Fué alegre el amanecer, bajo el emparrado de la casa, á la verde sombra que se desprendía de las hojas, entre los perfumes que del jardín llegaban, entre las mismas flores, esencieros de aquel perfume, las cuales asomaban por entre hojas y ramas sus multicolores capullos, sus cálices abiertos á la fecundidad. No menos grato fué el paseo por la orilla del río; por aquellas márgenes de leyenda, donde era imposible acertar quiénes aprendieron de quiénes á entonar canciones, si los pájaros de las ondas ó éstas de los pájaros.

Siguieron al largo su corriente, pero no ya por las orillas; embarcados lo hicieron en un bote, que al remar torpe de las muchachas marchó aguas abajo descubriendo á cada vuelta, á cada recodo de las márgenes, paisajes deleitosos, rincones de íntima poesía; oquedades llenas de misterio, senderos apenas hollados por el humano pie, que se perdían entre camarines de verduras; casitas humildes, blanqueando entre el ramaje de árboles centenarios; chozas pastoriles frente á las cuales dormía el ganado y velaba el mastín; praderas que subían por la montaña, brindando el jugo de sus hierbas á vacas de lustrosa piel y de grandes ojos estúpidos.

Por entre los matorrales, sin que se pudiera saber á punto fijo de dónde procedían, llegaban cantores, notas sensuales y melodiosas á cuya vibración crujían las matas con crujimientos besadores. -¿Qué? -preguntaba Luisa á Fernando con seriedad burlona-, ¿tiene alguna cosa que envidiar este río, señor conquistador de montañas salvajes, al Putumayo y al Purus, donde vivió usted en cacique, gobernando leguas y leguas de terreno, cientos y cientos de hombres?

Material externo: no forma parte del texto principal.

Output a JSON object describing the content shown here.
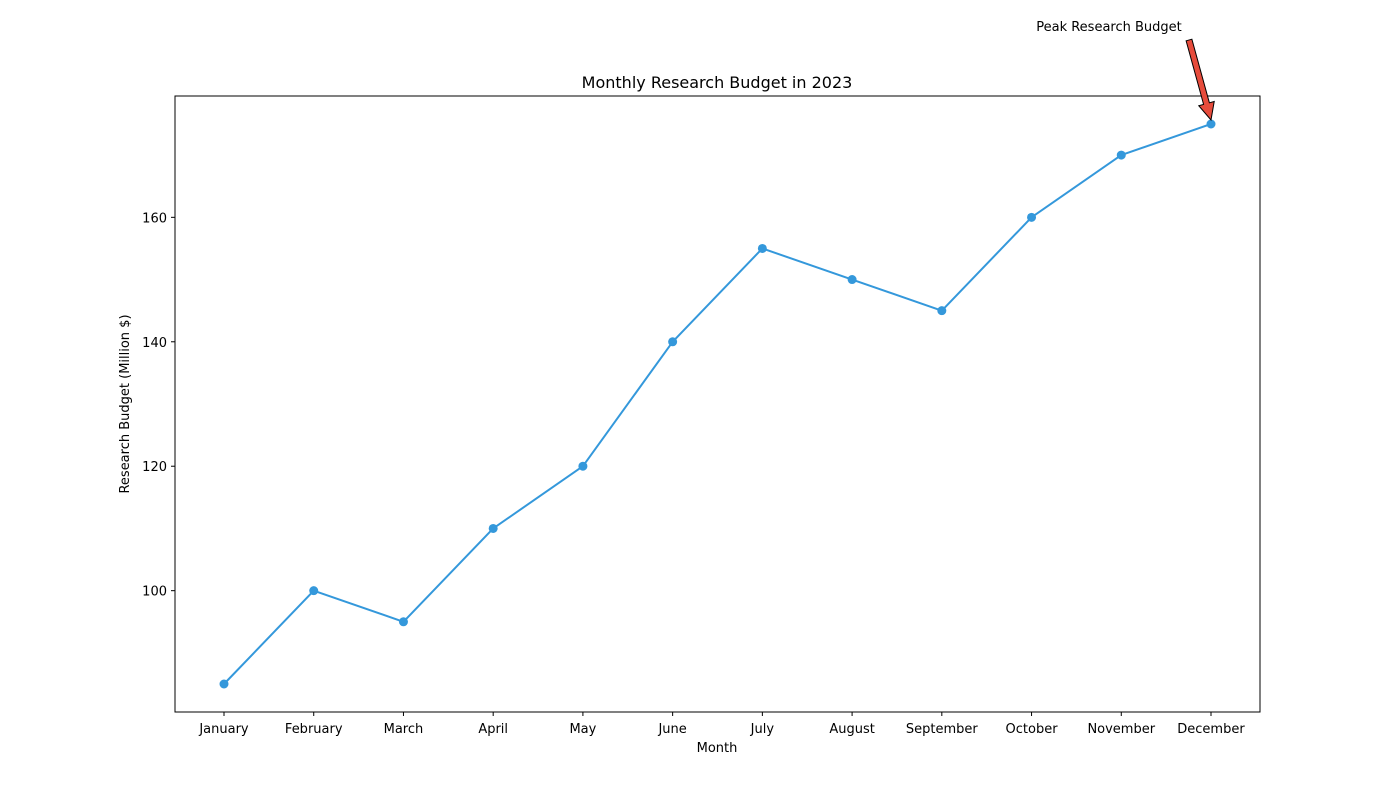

-¿Envidiar? No por cierto -respondió Mendoza en un arranque de sincero entusiasmo-. Ellos serían los envidiosos si la contemplaran á usted... Á ustedes, á todos nosotros -añadió con voz torpe, con rubores de mozalbete en galanteo-, seguramente nunca resbaló por aquellas aguas una embarcación tan digna de ser admirada y envidiada como ésta. Claro que yo me excluyo; casi casi por los años que entre ellos viví, soy de los de allí, de los salvajes putumayos que contemplarían á estas señoras, y no excluya ahora a la suya, señor juez, con asombro, y se arrodillarían á su paso, creyéndolas hijas predilectas del Gran Espíritu.

-Sin perjuicio de merendárselas concluida la adoración -dijo don Pablo jovialmente.

Tanto se prolongó el paseo y tan distraídamente lo pasaron en él, que daba comienzo el crepúsculo cuando echaron cuenta del retorno.

-De noche llegaremos á la casa -dijo la señora del juez.

-Menos mal que habrá luna.

-Aun sin ella es seguro el río -interrumpió don Pablo-. Sólo que para llegar antes y con antes, será bueno que ustedes, señoritas, cedan á los caballeros esos palitroques. De no, vamos á eternizarnos. Por supuesto, cenamos en la finca y hacemos noche en ella. Aún nos quedan por examinar los terrenos donde pienso establecer la granja. Mañana es domingo, y ni Menéndez tiene audiencia, ni yo tengo enfermo en peligro.

El enfermo está aquí y sin más peligro que el del naufragio. Todo será que pierdan la misa Dolores y Matilde. ¡Qué diablo, el padre Enrique tiene la manga ancha! Por habitaciones no hay que apurarse. Las tenemos de sobra. Conque á cenar, á regalarnos después por el jardín con las caricias de la luna, y cada mochuelo á su olivo cuando el sueño le golpee los párpados. ¿Estamos conformes?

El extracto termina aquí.